Jennifer 8. Lee, The Fortune Cookie Chronicles: Adventures in the World of Chinese Food (Twelve, 2008).
Yes that is an 8 in her name and not a B. Chinese lucky numbers, you know.
The title is misleading. It's Chinese-American food. How different it is from the food in China (which is full of meats with the eyeballs still attached, and the little bony crunchy bits because they're the best part) is largely the point. A lot of the book is like this:
1. Lee becomes curious about some common Chinese-American food: General Tso's chicken, chop suey, fortune cookies.
2. Discovers that it's unknown in China. Nobody there has ever heard of it.
3. Lee goes on road trip to obscure corner of China where the food supposedly originated. Surely they will know.
4. Nobody there has ever heard of it either.
5. So where did it come from? Lee passes on legends, shrugs her shoulders, says "I dunno."

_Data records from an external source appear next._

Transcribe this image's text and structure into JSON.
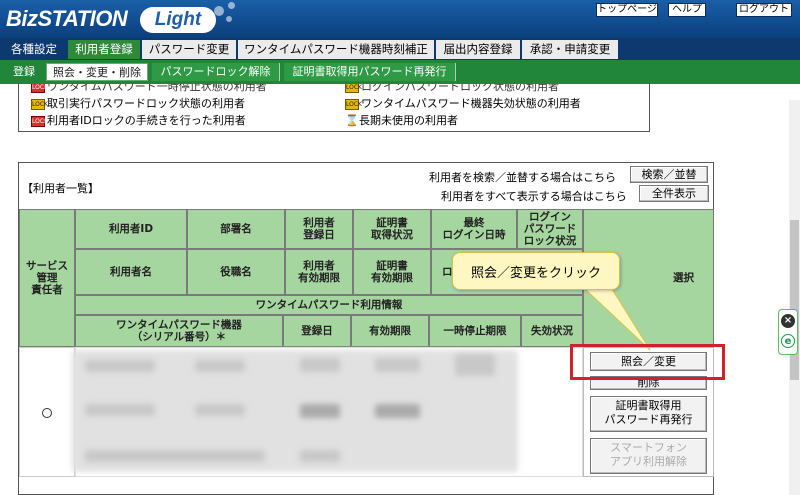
{
  "app": {
    "logo_main": "BizSTATION",
    "logo_sub": "Light"
  },
  "header_buttons": {
    "top": "トップページ",
    "help": "ヘルプ",
    "logout": "ログアウト"
  },
  "nav1": {
    "section": "各種設定",
    "items": [
      "利用者登録",
      "パスワード変更",
      "ワンタイムパスワード機器時刻補正",
      "届出内容登録",
      "承認・申請変更"
    ]
  },
  "nav2": {
    "items": [
      "登録",
      "照会・変更・削除",
      "パスワードロック解除",
      "証明書取得用パスワード再発行"
    ]
  },
  "legend": {
    "top_left_partial": "ワンタイムパスワード一時停止状態の利用者",
    "top_right_partial": "ログインパスワードロック状態の利用者",
    "txn_lock": "取引実行パスワードロック状態の利用者",
    "otp_invalid": "ワンタイムパスワード機器失効状態の利用者",
    "id_lock": "利用者IDロックの手続きを行った利用者",
    "long_unused": "長期未使用の利用者",
    "lock_icon_text": "LOCK"
  },
  "panel": {
    "title": "【利用者一覧】",
    "search_hint": "利用者を検索／並替する場合はこちら",
    "search_button": "検索／並替",
    "showall_hint": "利用者をすべて表示する場合はこちら",
    "showall_button": "全件表示"
  },
  "table": {
    "service_manager": "サービス\n管理\n責任者",
    "user_id": "利用者ID",
    "dept": "部署名",
    "reg_date": "利用者\n登録日",
    "cert_status": "証明書\n取得状況",
    "last_login": "最終\nログイン日時",
    "login_lock": "ログイン\nパスワード\nロック状況",
    "user_name": "利用者名",
    "position": "役職名",
    "valid_until": "利用者\n有効期限",
    "cert_valid": "証明書\n有効期限",
    "last_login_partial": "ロ",
    "select": "選択",
    "otp_info": "ワンタイムパスワード利用情報",
    "otp_device": "ワンタイムパスワード機器\n（シリアル番号）＊",
    "otp_reg_date": "登録日",
    "otp_valid": "有効期限",
    "otp_suspend": "一時停止期限",
    "otp_invalid": "失効状況"
  },
  "actions": {
    "inquiry": "照会／変更",
    "delete": "削除",
    "cert_reissue": "証明書取得用\nパスワード再発行",
    "smartphone": "スマートフォン\nアプリ利用解除"
  },
  "callout": {
    "text": "照会／変更をクリック"
  },
  "colors": {
    "header_bg": "#0b3f7e",
    "nav_green": "#22863a",
    "table_header_green": "#a6d6a0",
    "highlight_red": "#d3202a",
    "callout_bg": "#fff7c2"
  }
}
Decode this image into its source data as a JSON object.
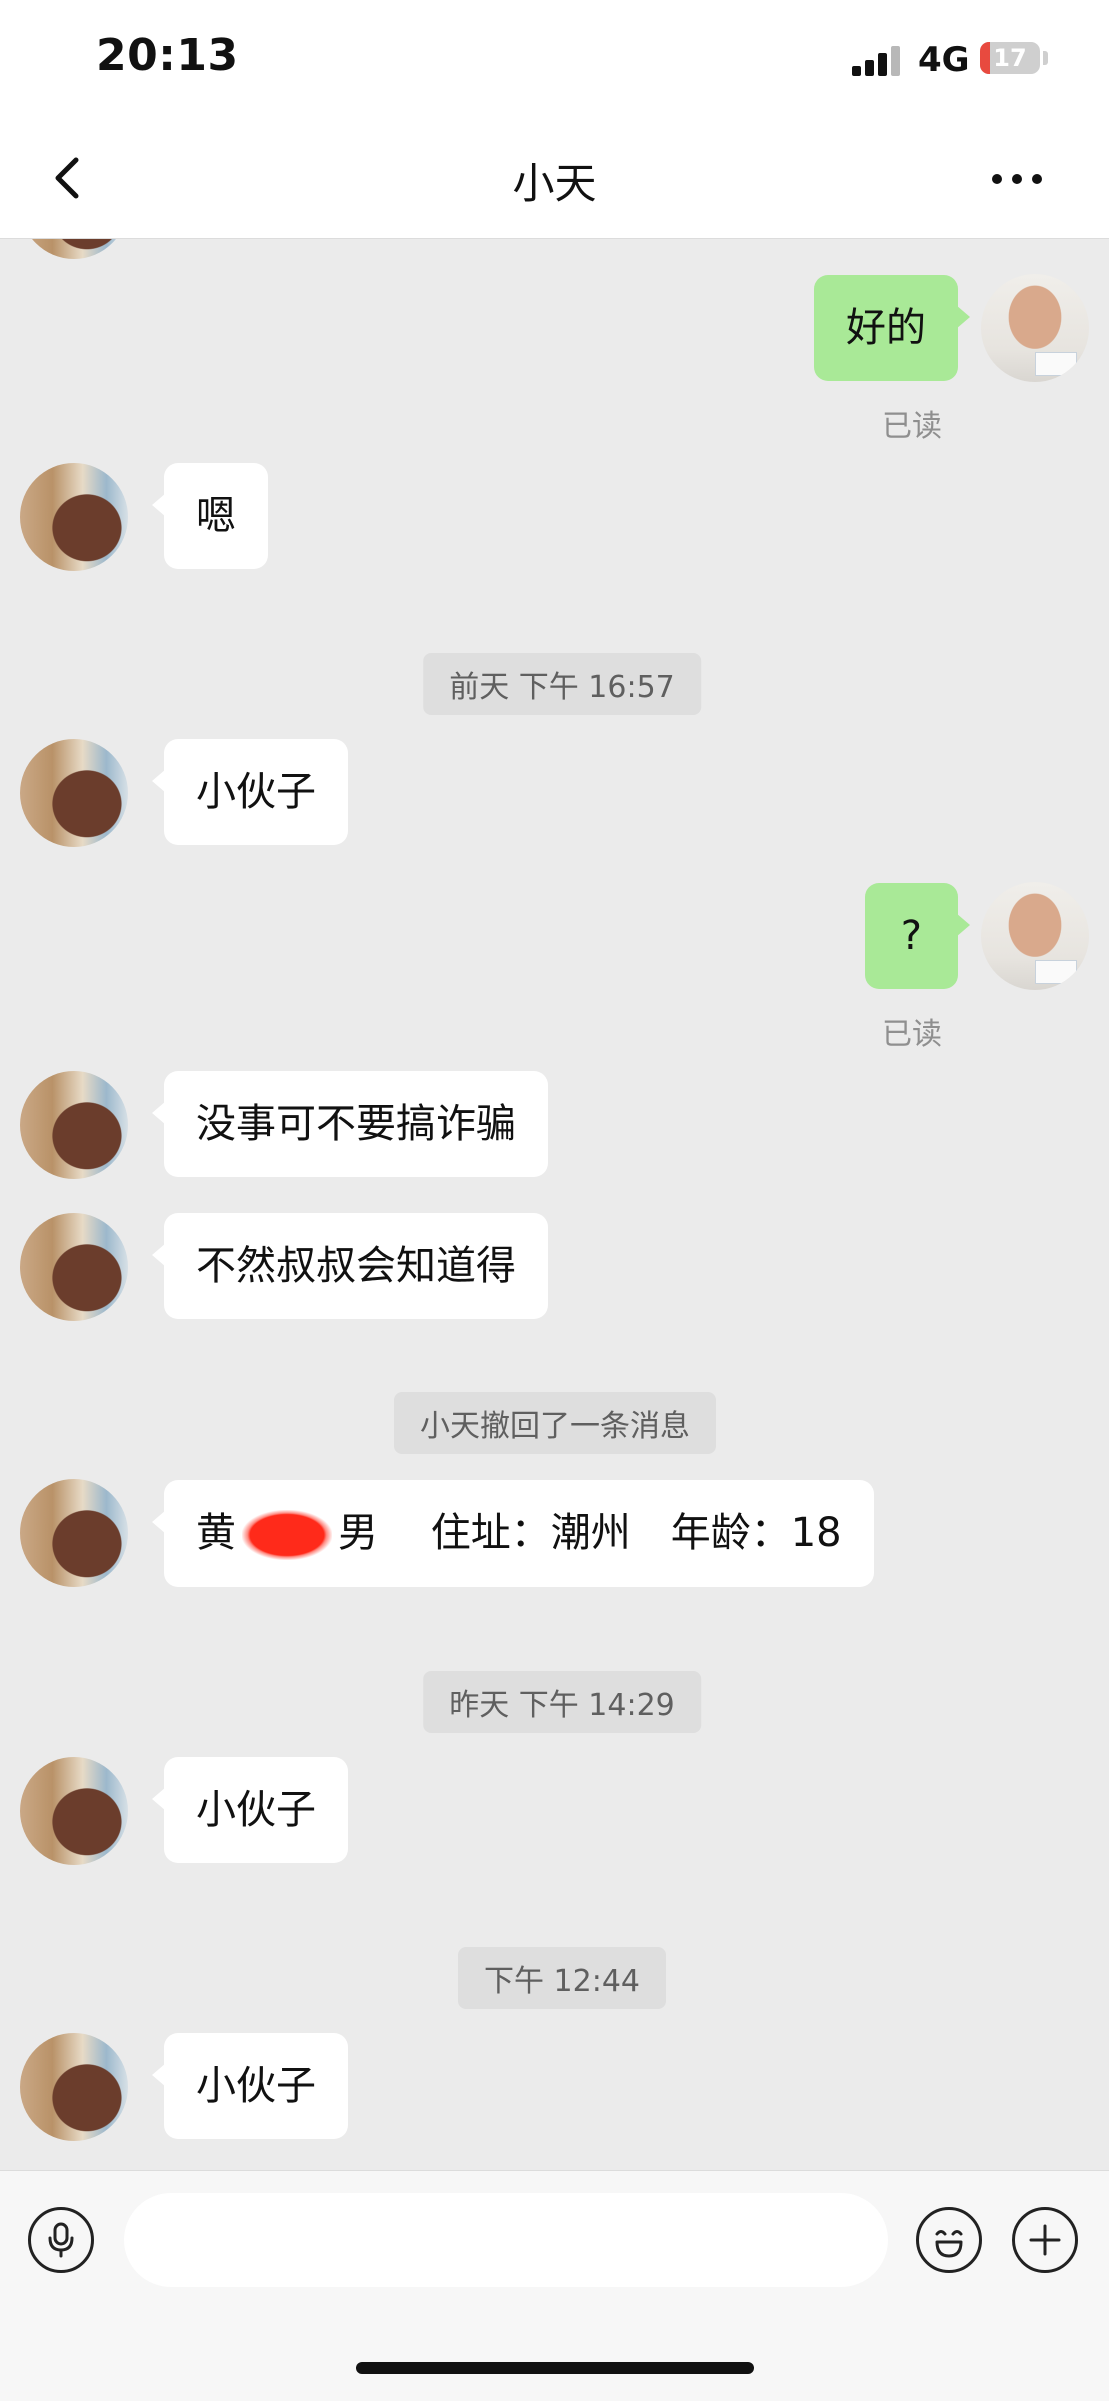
{
  "status_bar": {
    "time": "20:13",
    "network": "4G",
    "battery": "17",
    "battery_level": 0.17,
    "battery_color": "#e84a3f"
  },
  "nav": {
    "back_icon": "chevron-left-icon",
    "title": "小天",
    "more_icon": "more-dots-icon"
  },
  "messages": [
    {
      "from": "me",
      "text": "好的",
      "status": "已读"
    },
    {
      "from": "them",
      "text": "嗯"
    },
    {
      "timestamp": "前天 下午 16:57"
    },
    {
      "from": "them",
      "text": "小伙子"
    },
    {
      "from": "me",
      "text": "?",
      "status": "已读"
    },
    {
      "from": "them",
      "text": "没事可不要搞诈骗"
    },
    {
      "from": "them",
      "text": "不然叔叔会知道得"
    },
    {
      "notice": "小天撤回了一条消息"
    },
    {
      "from": "them",
      "text_parts": [
        "黄",
        "男　 住址：潮州　年龄：18"
      ],
      "redacted": true
    },
    {
      "timestamp": "昨天 下午 14:29"
    },
    {
      "from": "them",
      "text": "小伙子"
    },
    {
      "timestamp": "下午 12:44"
    },
    {
      "from": "them",
      "text": "小伙子"
    }
  ],
  "input_bar": {
    "voice_icon": "microphone-icon",
    "input_value": "",
    "input_placeholder": "",
    "emoji_icon": "emoji-icon",
    "add_icon": "plus-icon"
  },
  "colors": {
    "background": "#ebebeb",
    "outgoing_bubble": "#a9e997",
    "incoming_bubble": "#ffffff"
  }
}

Sarah Lohman, Eight Flavors: The Untold Story of American Cuisine (Simon & Schuster, 2016)
At least Lohman knows the history she's trying to tell, though she also includes a lot of road trips told in the same transcribed-tv-documentary style that Lee uses, as do a lot of other authors of popular non-fiction. Includes chummy visit to the sriracha sauce-maker's pepper grower (frustratingly vague about where it is: it's in Ventura County), published at the exact moment that the two fell out and began famously suing each other. Nor is there anything about the factory's neighbors' odor complaints.
Also unlike Lee's, this book includes a lot of recipes, although most of them generate thoughts of "and where am I supposed to find that?" among their ingredients.
The eight flavors, arranged in the order of their historical introduction to American food, are: black pepper, vanilla, chili powder, curry powder, soy sauce, garlic, MSG, and sriracha sauce. Now it's a curious thing, but I've had all of these, and while I don't positively dislike any of them, I'm not wild about them either. The one I'm most positive about is garlic, but it's not that I like garlic but that I like foods with garlic in them. B. likes garlic also, but would brush off several of the others as too spicy. As a result, I have to be very careful about using pepper when cooking; I make my own chili and curry powder blends so as to avoid spiciness, and I'd never use sriracha at home. (I prefer other hot sauces for my own use anyway.) I don't know what MSG tastes like, so I bought a shaker of it and put it on some vegetables. I still couldn't taste anything, but B. hated it.
Lohman also spends a lot of space debunking the notion that MSG gives people headaches. Scientific studies have shown, blah blah. Sounds a lot like the same scientific studies that deny that chronic fatigue or fibromyalgia are things. In all these cases I believe the people who say they're suffering from something, even if we don't know quite what it is. Clearly MSG sensitivity, if that's what it is, is a minority affliction, and the way to track this down is not to test everybody else but to gather together claimed sufferers and try feeding them various things to figure out what exactly it is they're sensitive to.